—Ajá —murmuró Micaela.
Durante el trayecto, Micaela mantuvo la vista clavada en la ventana, con las emociones hechas un nudo.
Por suerte, la escuela no estaba lejos. Al llegar al estacionamiento, vieron que ya había bastantes camionetas de lujo y choferes esperando a los niños.
—Mica —la llamó Gaspar, usando su apodo.
El corazón de Micaela, que apenas se estaba calmando, volvió a saltar.
Gaspar la miró con seriedad. —¿Podrías considerar la colaboración con InnovaCiencia Global? Por favor.
Sonaba casi como si le estuviera suplicando.
Luego suspiró levemente. —No te presiono, solo... no me alejes del todo, ¿sí? Ya sea como el papá de Pilar o como socio comercial.
Claro que, si pudiera agregar otro título a la lista, sería mucho mejor.
Micaela apretó los labios, recuperando la cordura. En el mundo de la ciencia, si tienes una plataforma mejor, debes aprovecharla; esas oportunidades no se dan dos veces.
Sin embargo, sabía que su elección llevaba implícita una carga emocional.
—Está bien —dijo asintiendo y sosteniendo su mirada—. Acepto la colaboración con InnovaCiencia. Mañana iré a la junta.
Gaspar soltó el aire como si se hubiera quitado un peso de encima y sonrió. —Perfecto.

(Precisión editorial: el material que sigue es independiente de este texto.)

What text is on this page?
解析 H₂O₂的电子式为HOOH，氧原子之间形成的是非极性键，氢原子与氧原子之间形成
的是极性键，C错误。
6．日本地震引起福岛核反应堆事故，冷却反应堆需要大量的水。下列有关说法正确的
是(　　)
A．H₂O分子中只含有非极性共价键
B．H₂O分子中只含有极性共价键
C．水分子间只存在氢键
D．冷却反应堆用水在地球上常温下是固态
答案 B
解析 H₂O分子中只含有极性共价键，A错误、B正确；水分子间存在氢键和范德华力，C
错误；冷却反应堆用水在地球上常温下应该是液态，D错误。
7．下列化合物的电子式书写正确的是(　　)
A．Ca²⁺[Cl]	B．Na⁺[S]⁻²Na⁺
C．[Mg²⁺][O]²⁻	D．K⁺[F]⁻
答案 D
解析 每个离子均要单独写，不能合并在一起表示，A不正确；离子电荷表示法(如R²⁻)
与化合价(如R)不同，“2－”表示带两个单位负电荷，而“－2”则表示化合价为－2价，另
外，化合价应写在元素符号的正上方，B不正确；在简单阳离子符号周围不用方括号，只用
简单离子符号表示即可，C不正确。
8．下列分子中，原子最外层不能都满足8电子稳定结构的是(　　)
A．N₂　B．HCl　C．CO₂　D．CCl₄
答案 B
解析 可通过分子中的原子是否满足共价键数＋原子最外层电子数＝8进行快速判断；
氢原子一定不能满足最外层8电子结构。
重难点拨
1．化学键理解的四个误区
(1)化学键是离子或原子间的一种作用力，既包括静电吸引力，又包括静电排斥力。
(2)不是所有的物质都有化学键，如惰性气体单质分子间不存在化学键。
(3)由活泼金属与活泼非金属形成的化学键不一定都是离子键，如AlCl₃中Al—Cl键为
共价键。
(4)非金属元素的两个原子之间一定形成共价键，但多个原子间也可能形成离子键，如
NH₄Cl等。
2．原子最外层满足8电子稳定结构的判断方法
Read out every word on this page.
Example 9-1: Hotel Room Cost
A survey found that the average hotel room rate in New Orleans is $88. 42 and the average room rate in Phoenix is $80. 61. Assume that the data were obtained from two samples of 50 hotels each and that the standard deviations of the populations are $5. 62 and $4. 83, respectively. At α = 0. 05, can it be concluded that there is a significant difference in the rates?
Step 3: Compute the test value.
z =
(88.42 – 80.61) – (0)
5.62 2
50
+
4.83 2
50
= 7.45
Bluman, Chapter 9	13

Poco después fueron a recoger a Pilar y se cruzaron con varios conocidos del medio. Aunque todos sabían que estaban divorciados, al verlos juntos llevando a la niña de la mano, les dedicaron sonrisas cómplices.
Pilar estaba feliz. —¡Papá, mamá! ¡Vinieron los dos! Estoy súper contenta.

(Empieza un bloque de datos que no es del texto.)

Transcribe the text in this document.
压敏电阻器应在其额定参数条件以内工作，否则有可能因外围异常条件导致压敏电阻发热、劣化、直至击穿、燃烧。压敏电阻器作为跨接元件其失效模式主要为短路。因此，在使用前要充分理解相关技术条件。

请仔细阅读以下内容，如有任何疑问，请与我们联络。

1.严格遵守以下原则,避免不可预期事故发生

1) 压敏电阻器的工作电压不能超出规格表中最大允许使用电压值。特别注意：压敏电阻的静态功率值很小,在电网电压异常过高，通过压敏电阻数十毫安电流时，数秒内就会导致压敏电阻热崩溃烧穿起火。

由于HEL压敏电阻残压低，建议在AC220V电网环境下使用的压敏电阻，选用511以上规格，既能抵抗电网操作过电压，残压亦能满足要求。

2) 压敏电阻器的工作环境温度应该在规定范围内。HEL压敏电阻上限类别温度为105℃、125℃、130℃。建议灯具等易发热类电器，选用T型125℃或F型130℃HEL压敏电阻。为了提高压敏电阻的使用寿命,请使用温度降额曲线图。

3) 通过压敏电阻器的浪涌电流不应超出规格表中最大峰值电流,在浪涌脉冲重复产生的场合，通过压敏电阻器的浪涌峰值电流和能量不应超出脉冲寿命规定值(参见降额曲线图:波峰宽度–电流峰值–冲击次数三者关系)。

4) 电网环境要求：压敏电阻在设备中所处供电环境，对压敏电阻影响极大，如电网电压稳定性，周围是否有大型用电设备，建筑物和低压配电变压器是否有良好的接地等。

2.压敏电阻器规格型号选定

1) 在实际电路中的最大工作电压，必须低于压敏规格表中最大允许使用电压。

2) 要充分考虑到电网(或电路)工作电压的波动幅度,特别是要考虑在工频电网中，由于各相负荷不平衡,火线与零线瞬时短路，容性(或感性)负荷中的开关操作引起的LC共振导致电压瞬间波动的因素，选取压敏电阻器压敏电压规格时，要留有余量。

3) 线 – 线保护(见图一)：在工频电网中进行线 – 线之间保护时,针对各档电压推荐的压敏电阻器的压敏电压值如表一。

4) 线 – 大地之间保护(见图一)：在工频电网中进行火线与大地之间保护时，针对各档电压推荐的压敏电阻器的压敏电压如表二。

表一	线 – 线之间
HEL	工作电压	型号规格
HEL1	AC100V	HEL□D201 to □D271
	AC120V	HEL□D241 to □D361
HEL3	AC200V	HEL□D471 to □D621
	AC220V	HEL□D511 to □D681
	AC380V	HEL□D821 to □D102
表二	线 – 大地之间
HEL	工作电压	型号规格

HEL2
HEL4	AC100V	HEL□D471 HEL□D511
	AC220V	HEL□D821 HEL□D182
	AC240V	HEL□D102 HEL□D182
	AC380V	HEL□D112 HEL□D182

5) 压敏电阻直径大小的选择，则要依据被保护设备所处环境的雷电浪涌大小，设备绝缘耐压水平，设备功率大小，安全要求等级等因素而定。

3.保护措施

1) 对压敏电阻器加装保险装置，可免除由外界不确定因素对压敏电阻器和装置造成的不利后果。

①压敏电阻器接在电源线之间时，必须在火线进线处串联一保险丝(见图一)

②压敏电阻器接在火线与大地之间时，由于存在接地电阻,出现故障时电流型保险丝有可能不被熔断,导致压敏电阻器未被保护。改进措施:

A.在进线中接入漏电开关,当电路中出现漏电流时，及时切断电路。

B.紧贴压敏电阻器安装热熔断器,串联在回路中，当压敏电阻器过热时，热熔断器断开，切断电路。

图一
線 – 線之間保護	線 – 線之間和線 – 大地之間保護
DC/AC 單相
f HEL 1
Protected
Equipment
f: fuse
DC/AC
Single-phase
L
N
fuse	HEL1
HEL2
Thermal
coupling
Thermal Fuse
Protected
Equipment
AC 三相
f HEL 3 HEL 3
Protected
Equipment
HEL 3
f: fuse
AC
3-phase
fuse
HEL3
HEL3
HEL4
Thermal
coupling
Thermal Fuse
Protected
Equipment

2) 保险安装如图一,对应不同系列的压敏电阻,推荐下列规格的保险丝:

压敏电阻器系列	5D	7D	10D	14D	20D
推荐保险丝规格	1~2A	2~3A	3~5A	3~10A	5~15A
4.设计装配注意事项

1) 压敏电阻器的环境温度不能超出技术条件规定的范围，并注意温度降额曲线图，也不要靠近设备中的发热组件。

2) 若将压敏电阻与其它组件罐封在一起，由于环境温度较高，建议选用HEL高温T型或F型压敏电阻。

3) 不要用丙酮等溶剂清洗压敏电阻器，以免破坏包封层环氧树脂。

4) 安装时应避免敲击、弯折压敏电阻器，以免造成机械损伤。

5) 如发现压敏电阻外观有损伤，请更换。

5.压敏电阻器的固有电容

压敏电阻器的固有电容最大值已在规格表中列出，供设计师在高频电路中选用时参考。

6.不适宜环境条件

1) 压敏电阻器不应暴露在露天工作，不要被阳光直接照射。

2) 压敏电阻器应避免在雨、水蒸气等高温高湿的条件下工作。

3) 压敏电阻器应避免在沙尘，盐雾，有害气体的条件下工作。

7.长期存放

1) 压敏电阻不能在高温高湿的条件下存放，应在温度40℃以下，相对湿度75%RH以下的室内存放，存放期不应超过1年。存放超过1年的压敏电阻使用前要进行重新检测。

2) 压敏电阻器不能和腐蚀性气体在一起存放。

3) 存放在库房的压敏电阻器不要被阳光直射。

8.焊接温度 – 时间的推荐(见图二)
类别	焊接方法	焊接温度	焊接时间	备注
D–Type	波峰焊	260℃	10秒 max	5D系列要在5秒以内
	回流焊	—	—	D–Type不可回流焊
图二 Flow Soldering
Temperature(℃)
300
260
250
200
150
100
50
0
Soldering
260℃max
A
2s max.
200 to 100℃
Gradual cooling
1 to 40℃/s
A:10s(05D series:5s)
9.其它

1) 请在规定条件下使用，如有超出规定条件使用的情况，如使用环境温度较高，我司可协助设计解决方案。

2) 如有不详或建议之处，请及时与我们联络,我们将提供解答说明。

Al fin y al cabo, era una mujer de veintiocho años. Aunque había ignorado esa parte de su vida los últimos tres años, parecía que algo acababa de despertar.
Micaela se sentó en la cama, un poco frustrada consigo misma, y salió al balcón a tomar aire. La pantalla de su celular se iluminó. Lo tenía en silencio para no despertar a la niña.
Lo revisó y vio que era Tadeo enviándole la cotización detallada del equipo. Se quedó un momento pensativa.
Había creído que era...
Micaela sacudió la cabeza para alejar esa idea y se puso a leer la cotización.